Bad news: Yes, there’s a whole lot of publicly available, personal information about you that you’re probably not aware of.
Good news: Much more of the personal data about you–about 80%–is safely behind reasonably secure firewalls.
Bad news: The personal information lets companies target ads at you for goods and services you are most likely to be interested in. This may be good news, particularly if you see an ad for something that you happen to need or want.
Good news: There is so much information sitting in databases that companies are drowning in it. Outside of the government, Google, and a handful of other businesses, most have no idea how to mine these bits and bytes to extract useful information.
Here are three key things about big data you should know:
1. “Big data” isn’t new. Companies you buy from, organizations you belong to, and the government have all been collecting information about you for decades. What’s new is that you know they’re doing it. There’s an Internet archive called the Wayback Machine that’s been around for nearly two decades. Want an eye-opener? Search for yourself and see what comes up.
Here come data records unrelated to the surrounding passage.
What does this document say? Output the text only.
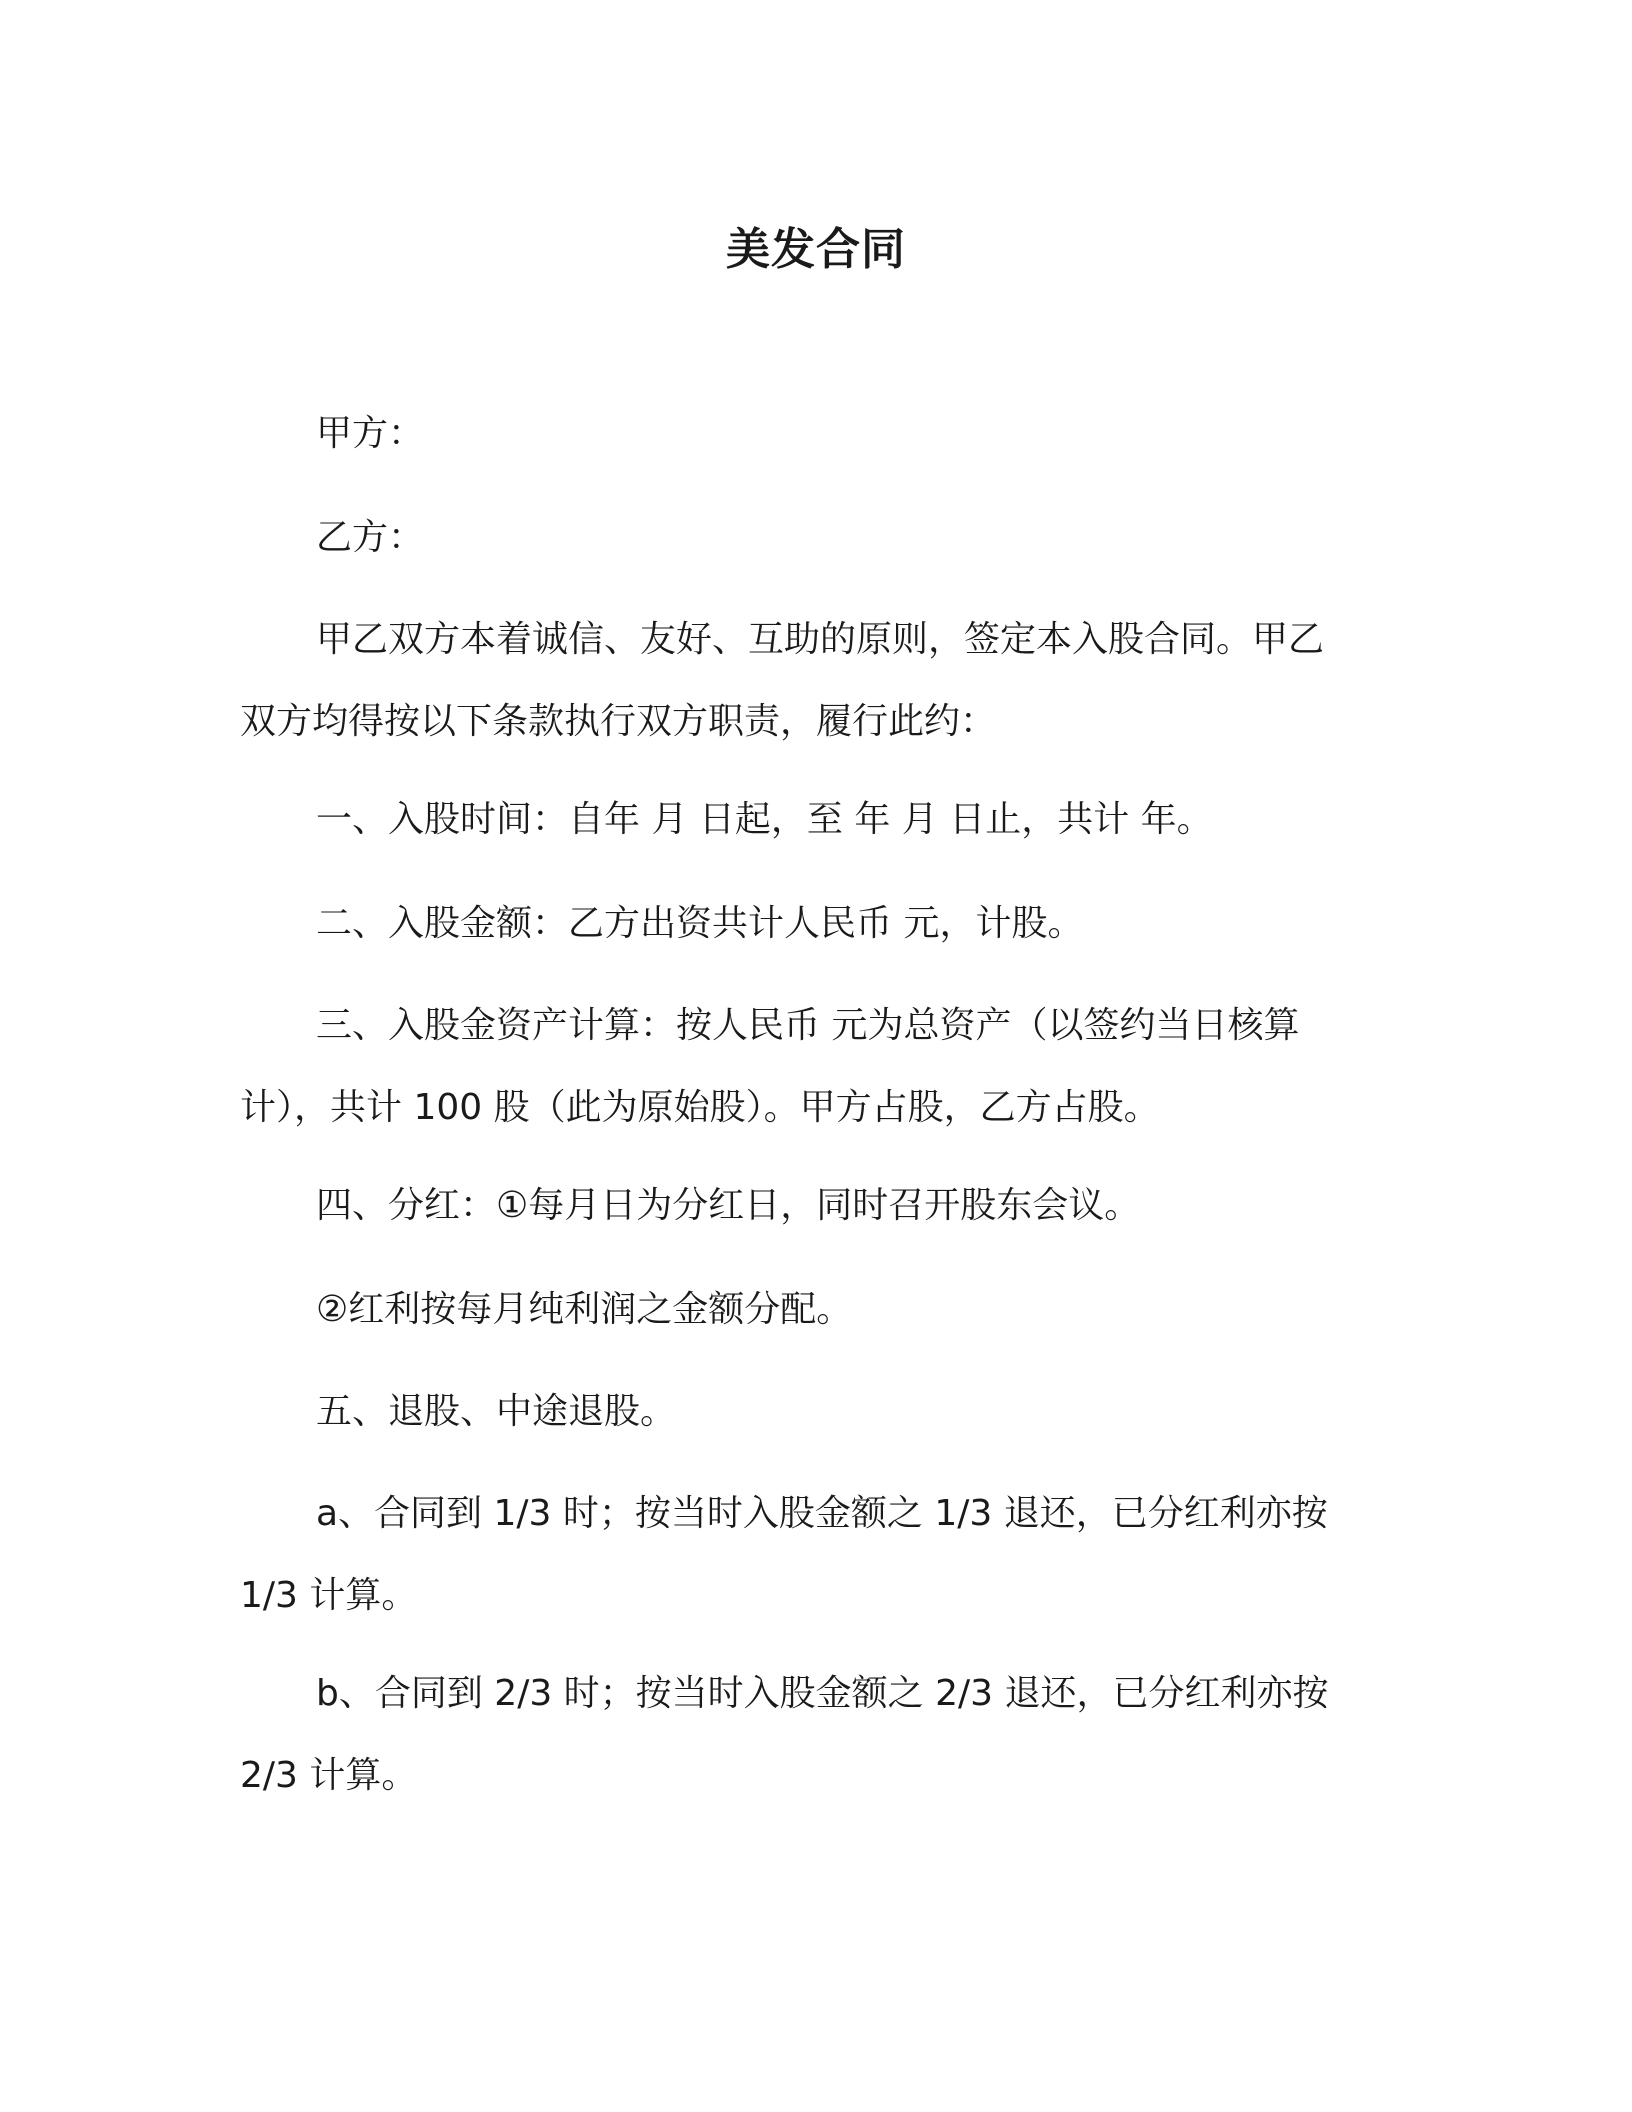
美发合同

甲方：

乙方：

甲乙双方本着诚信、友好、互助的原则，签定本入股合同。甲乙
双方均得按以下条款执行双方职责，履行此约：

一、入股时间：自年 月 日起，至 年 月 日止，共计 年。

二、入股金额：乙方出资共计人民币 元，计股。

三、入股金资产计算：按人民币 元为总资产（以签约当日核算
计），共计 100 股（此为原始股）。甲方占股，乙方占股。

四、分红：①每月日为分红日，同时召开股东会议。

②红利按每月纯利润之金额分配。

五、退股、中途退股。

a、合同到 1/3 时；按当时入股金额之 1/3 退还，已分红利亦按
1/3 计算。

b、合同到 2/3 时；按当时入股金额之 2/3 退还，已分红利亦按
2/3 计算。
2. People are getting smarter about analyzing information, and computers are getting powerful enough to mash huge amounts of data quickly. We are able to make connections that we never could before. For a clever explanation of big data analytics, read Using Metadata to Find Paul Revere. It will give you some idea how online dating sites and LinkedIn decide who you should connect with. (There’s some math but it’s not bad. The modern cultural references lighten it up for you.)
3. The challenge with any kind of data, big or small, is being clear about what you want to learn, then defining the metrics for it accurately. Sounds like the same old problem we’ve been facing for a while, doesn’t it?
There you go–big data in a nutshell.